Theater, nur ein Traum?

■ William Mastrosimones »Tagträumer« im Freien Schauspiel Neukölln

Der Truckfahrer Cliff wird von der Supermarkt-Verkäuferin Rose in ihre Wohnung eingeladen. Er erzählt von der Straße und sie von ihren Wünschen, Träumen und der Vergangenheit. Doch der ersehnte körperliche Kontakt bleibt aus. Enttäuscht verläßt Cliff ihre Wohnung, hinterläßt ihr aber seinen Pullover. Rose träumt von dem Zusammensein mit Cliff; der kehrtunverhofft zurück,— das Spiel der verbalen Annäherung kann von neuem beginnen. Am Ende bleibt Cliff bei Rose, und wenn sie nicht gestorben sind...

Der Text von William Mastrosimone (der durch sein Vergewaltigungsdrama Extremities weltweit bekannt wurde) erinnert vom Arrangement her an Sam Shephards Fool for Love. Der Unterschied zu dem packenden Einöd-Drama zwischen Mann und Frau besteht aber darin, daß in Shephards Stück die Personen aufgrund ihrer verzweifelten Liebe etwas zu sagen haben. In Tagträumer gibt es diesen Grund nicht, und so bleiben nur Witzeleien zwischen zwei Personen, die sich treffen, aber nicht entwickeln. Weder aufeinander zu noch voneinander weg.

Auf der Bühne von Nina Hüsges stehen ein Schrank, ein Campingtisch, ein Stuhl, ein Messingbett, ein amerikanischer Kühlschrank und vertrocknete Sonnenblumen in Blechdosen. Cliff ist natürlich truckermäßig ölverschmiert und mit Cowboystiefeln beschuht, trinkt Büchsenbier und raucht die Zigaretten mit dem Geschmack des Wilden Westens. Seine Wortwahl schließt selbstverständlich »Ey« und »Baby« mit ein, und was er zu sagen hat, könnte aus dem Handbuch des Kleinstadt-Machismo stammen. Markus Weiß spielt diesen Typ leider »eins zu eins«, und so wirkt seine Rolle wie ein Abziehbild. Keine Brechung, keine Nuancierung: eine Person aus Pappe, die unwillentlich zur Parodie ihrer selbst gerät. Denn Floskeln, Phrasen und flotte Sprüche machen auch auf den harten Highways Amerikas noch keinen Menschen.

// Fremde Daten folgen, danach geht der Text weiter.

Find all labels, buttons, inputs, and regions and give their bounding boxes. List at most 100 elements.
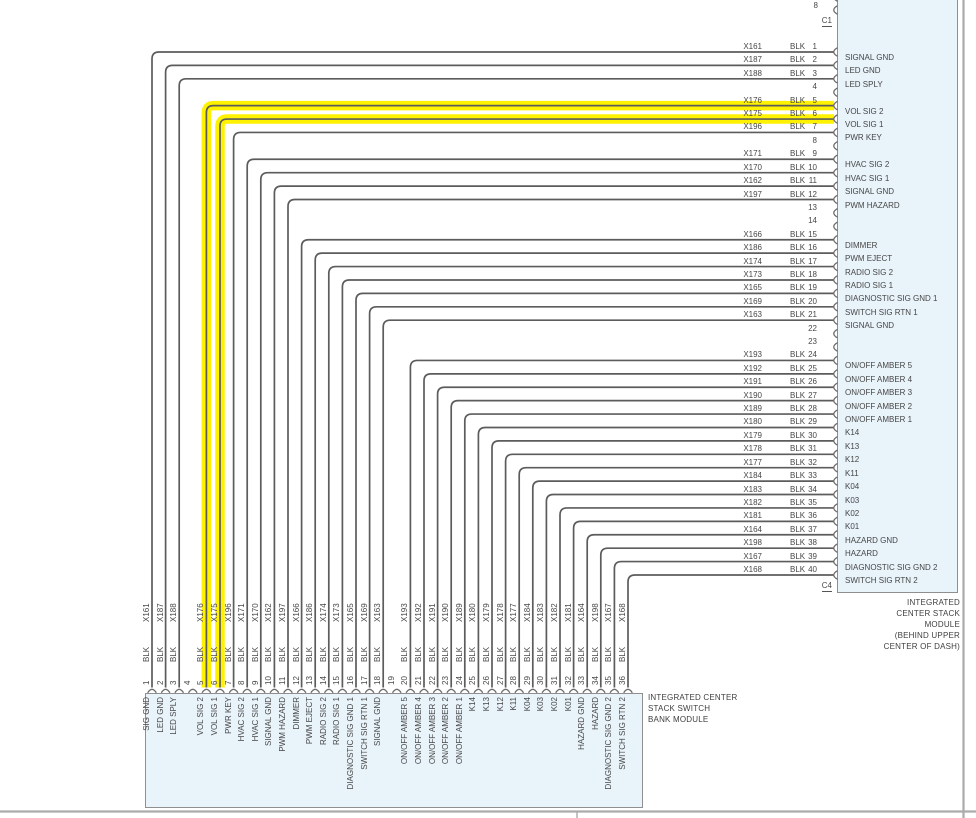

Marina Behnke als Rose dagegen, die von ihrem Äußeren an eine Nachfolgerin von »Momo« erinnert, scheint kein einziges ihrer Worte zu glauben, und so bleibt es beim auswendig gelernten Text. Dazu bewegt sie ihren Körper von Positur zu Positur, unnatürlich und gestellt.

Die Regie von Thomas Borgmeyer beschränkt sich auf das Festlegen von Gängen und Positionen. So bleiben die Rollen von Cliff und Rose unbelebt und wirken künstlich hergestellt. Da sich die beiden Darsteller nur über das Sprechen mit ihrer Rolle identifizieren, wird jede Interaktion von vorneherein ausgeschaltet. Doch gerade das schadet diesem Zweipersonenstück auf engstem Raum: zu gerne würde man sehen, wie die Fassaden bröckeln und die Herzen sich in der Verzweiflung am jeweils anderen ein wenig öffnen. Und wenn Rose auch sensibel, verträumt und introvertiert ist, braucht sie deshalb noch lange nicht unerotisch hölzern und dümmlich weltabwesend zu sein. Cliff wiederum muß nicht unbedingt alle gängigen Klischees des kalten Straßenhelden bedienen und Phrase auf Phrase schnoddrig herunterschwafeln, um als beinharter und damit eigentlich unantastbarer Mann der Straße zu überzeugen.

Dieses Stück, das letzten Endes nur eines von vielen zu demselben Thema ist, handelt von der Sensibilität, die Menschen notwendigerweise entwickeln müssen, um zueinanderzufinden. Diese Sensibilität vermißt man im Umgang der Regie mit den Schauspielern. Wenn man im Off- Theater die Vorlagen der großen Bühnenautoren benutzt, muß man sich entweder dem Experiment mit dem Neuen, Andersartigen stellenoder in einem konventionellen Rahmen besser, origineller arbeiten als die Staatstheater. Hat man zu beidem nicht den Mut oder die Kompetenz, ist man besser beraten, sich auf Uraufführungen oder selbstgeschriebene Stücke zu kaprizieren. Denn Träume allein sind zu wenig. York Reich

Nächste Termine: 13.-16.12. jeweils um 20 Uhr im Freien Schauspiel, Pflügerstraße 3, Neukölln.